From WWII service to
stint as police reserve

Ed Suchman, 97, was there too to get his flu shot. Even after he retired he was still helping friends digging wells and getting up on roofs doing repairs.

Ed’s daughter Kathy McKinsey is in the marketing department at Doctors Hospital. They have a bond that obviously can’t be broken – their smiles together tell a unique father – daughter story.

Suchman was a member of the San Leandro Police reserves for some 15 years after serving in World War II in the European Theater in Germany, France, Belgium, Norway and England retiring as a sergeant in the MPs.   He later worked for the Highland Hospital as a police officer and served on the San Leandro City Council for 15 years.
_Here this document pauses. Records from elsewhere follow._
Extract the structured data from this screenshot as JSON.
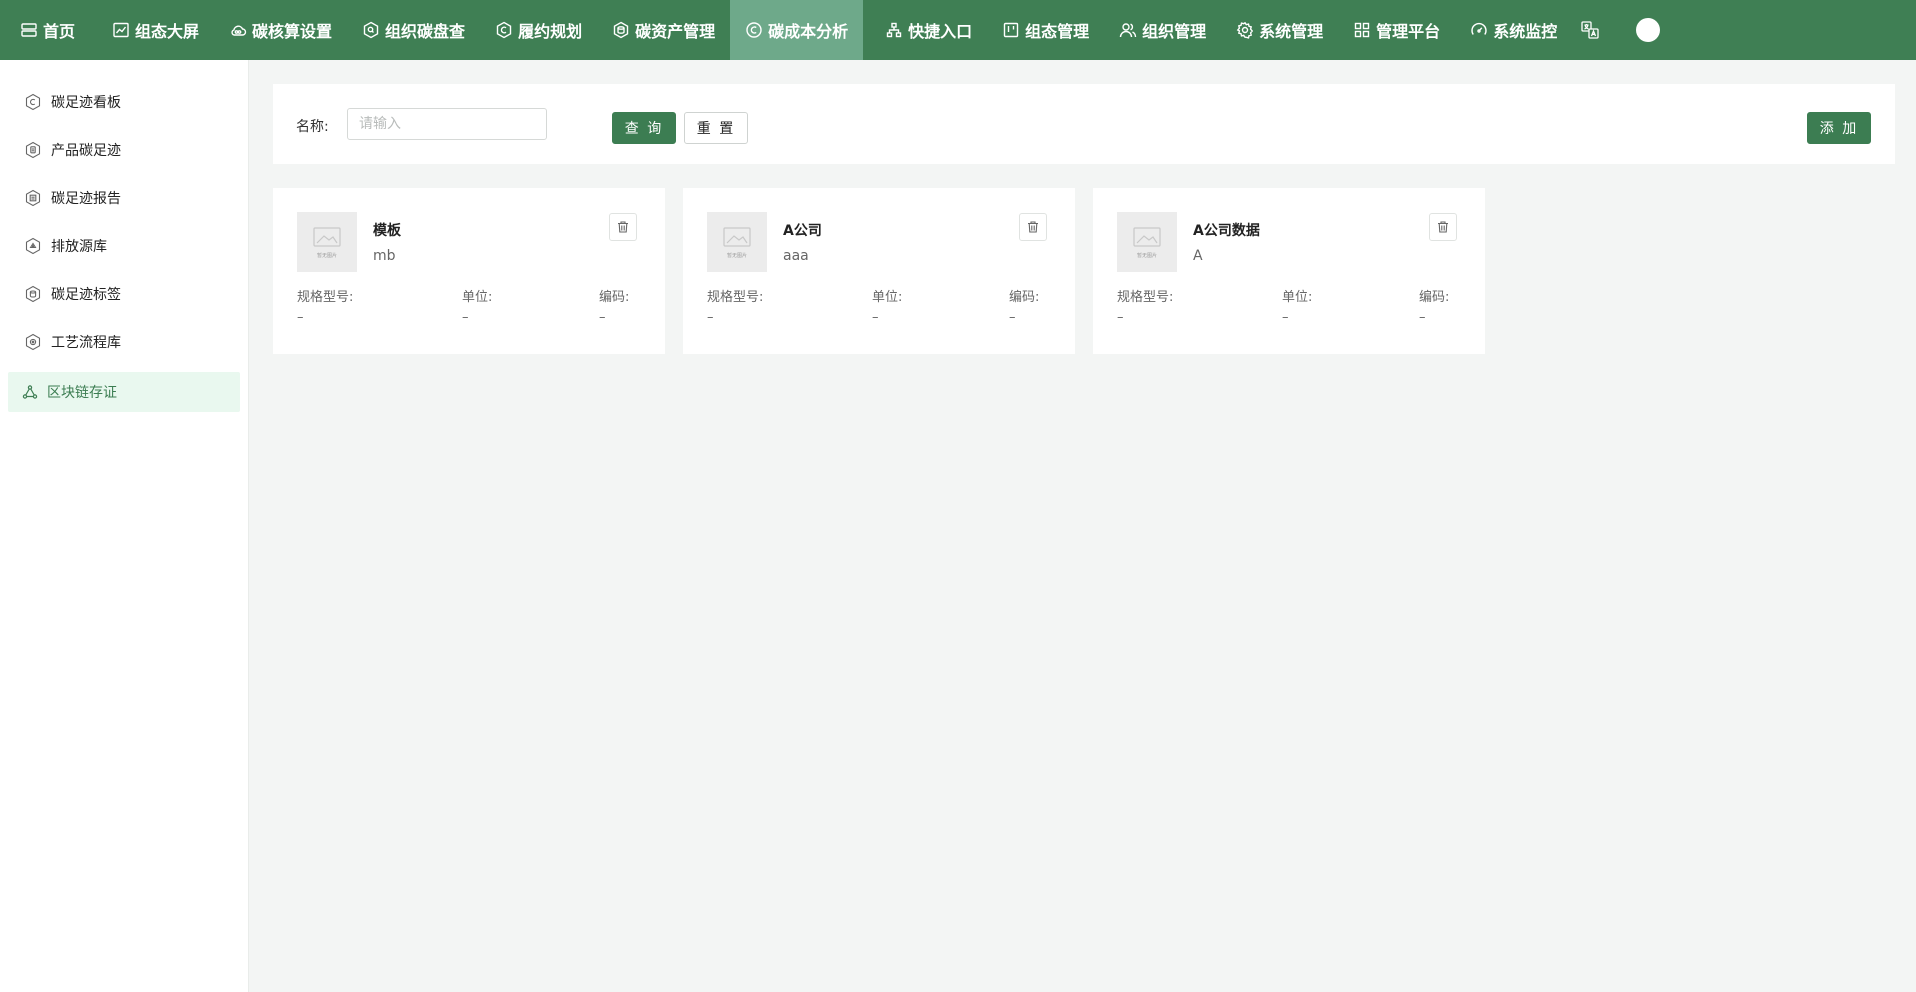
{
  "topnav": {
    "items": [
      {
        "label": "首页",
        "icon": "server-icon"
      },
      {
        "label": "组态大屏",
        "icon": "chart-line-icon"
      },
      {
        "label": "碳核算设置",
        "icon": "cloud-co2-icon"
      },
      {
        "label": "组织碳盘查",
        "icon": "hex-search-icon"
      },
      {
        "label": "履约规划",
        "icon": "hex-c-icon"
      },
      {
        "label": "碳资产管理",
        "icon": "hex-db-icon"
      },
      {
        "label": "碳成本分析",
        "icon": "circle-c-icon",
        "active": true
      },
      {
        "label": "快捷入口",
        "icon": "sitemap-icon"
      },
      {
        "label": "组态管理",
        "icon": "kanban-icon"
      },
      {
        "label": "组织管理",
        "icon": "users-icon"
      },
      {
        "label": "系统管理",
        "icon": "gear-icon"
      },
      {
        "label": "管理平台",
        "icon": "grid-icon"
      },
      {
        "label": "系统监控",
        "icon": "gauge-icon"
      }
    ],
    "accent_color": "#3f7f54",
    "active_color": "#6ea98a"
  },
  "sidebar": {
    "items": [
      {
        "label": "碳足迹看板",
        "icon": "hex-c-icon"
      },
      {
        "label": "产品碳足迹",
        "icon": "hex-doc-icon"
      },
      {
        "label": "碳足迹报告",
        "icon": "hex-report-icon"
      },
      {
        "label": "排放源库",
        "icon": "hex-recycle-icon"
      },
      {
        "label": "碳足迹标签",
        "icon": "hex-tag-icon"
      },
      {
        "label": "工艺流程库",
        "icon": "hex-flow-icon"
      },
      {
        "label": "区块链存证",
        "icon": "blockchain-icon",
        "active": true
      }
    ]
  },
  "search": {
    "label": "名称:",
    "placeholder": "请输入",
    "value": "",
    "query_label": "查 询",
    "reset_label": "重 置",
    "add_label": "添 加"
  },
  "cards": [
    {
      "title": "模板",
      "subtitle": "mb",
      "thumb_caption": "暂无图片",
      "fields": [
        {
          "label": "规格型号:",
          "value": "–"
        },
        {
          "label": "单位:",
          "value": "–"
        },
        {
          "label": "编码:",
          "value": "–"
        }
      ]
    },
    {
      "title": "A公司",
      "subtitle": "aaa",
      "thumb_caption": "暂无图片",
      "fields": [
        {
          "label": "规格型号:",
          "value": "–"
        },
        {
          "label": "单位:",
          "value": "–"
        },
        {
          "label": "编码:",
          "value": "–"
        }
      ]
    },
    {
      "title": "A公司数据",
      "subtitle": "A",
      "thumb_caption": "暂无图片",
      "fields": [
        {
          "label": "规格型号:",
          "value": "–"
        },
        {
          "label": "单位:",
          "value": "–"
        },
        {
          "label": "编码:",
          "value": "–"
        }
      ]
    }
  ]
}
He was also tapped to serve on the Alameda County Grand Jury.

In his younger years Ed competed in the Chicago Tribune’s “Silver Skates” competition and came up a winner.  Daughter Kathy remembers ice skating in the Bay Area as a teen when she got stuck out on the ice, and her dad skated out to her like a professional helping her back.

He said he is having a little trouble now with his knees and his back, saying most of that is due to the sports he played as a teen and later as an adult in recreation football and baseball – in the positions of center and catcher.